Мы не знаем, что писал дочери Галилей, сохранились лишь его высказывания о ней, обращенные к другим людям. «Женщина исключительного ума, - характеризовал ее Галилей коллеге-иностранцу, - и несравненной добродетели, нежно ко мне привязанная»[2.1].
При первом знакомстве с письмами Марии Челесте обычно предполагают, что ответы Галилея, должно быть, лежат где-то в тайниках Ватиканской библиотеки, и стоит только какому-нибудь энергичному энтузиасту взяться за дело и добраться до них, как недостающая часть диалога будет восстановлена. Но увы, архивы эти были уже несколько раз «прочесаны» как религиозными деятелями, так и допущенными к исследованиям светскими лицами, тщетно пытавшимися услышать голос Галилея-отца. Пришлось признать, что сведения о том, что мать-настоятельница действительно уничтожила документы, - это самое разумное объяснение их исчезновения. Историческая важность любой бумаги, подписанной Галилеем, не говоря уже о материальной ценности подобных памятников, была осознана лишь в последние два столетия, и, увы, вместо толстых пачек писем приходится довольствоваться лишь немногими краткими фрагментами.

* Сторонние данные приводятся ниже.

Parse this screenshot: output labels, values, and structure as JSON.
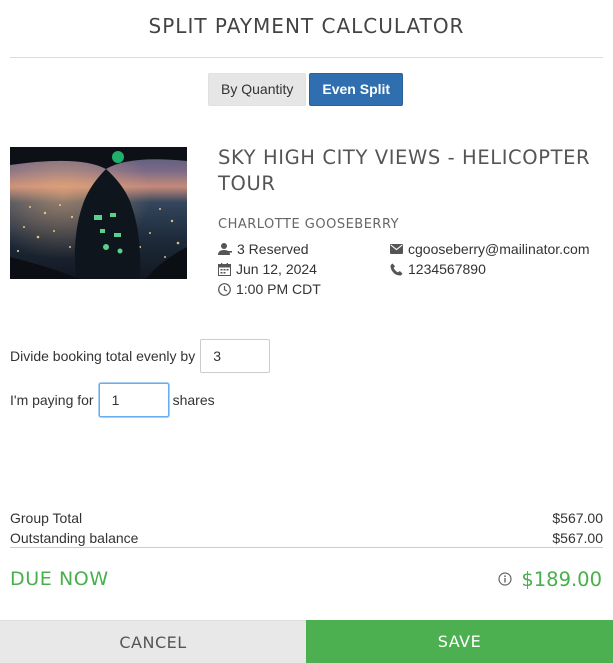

Несмотря на то что многочисленные комментарии, пьесы, стихи, ранние лекции и прочие рукописи Галилея также исчезли (мы располагаем лишь упоминаниями об этом в двухстах с лишним дошедших до нас письмах его современников), гигантское наследие ученого включает в себя пять наиболее важных книг, два сделанных лично им телескопа, разнообразные его портреты и бюсты, созданные при жизни, и даже отдельные части его тела, сохраненные после смерти. (Так, средний палец правой руки Галилея с соответствующей надписью можно увидеть в золоченом стеклянном яйце, установленном на мраморном пьедестале в Музее истории науки во Флоренции.)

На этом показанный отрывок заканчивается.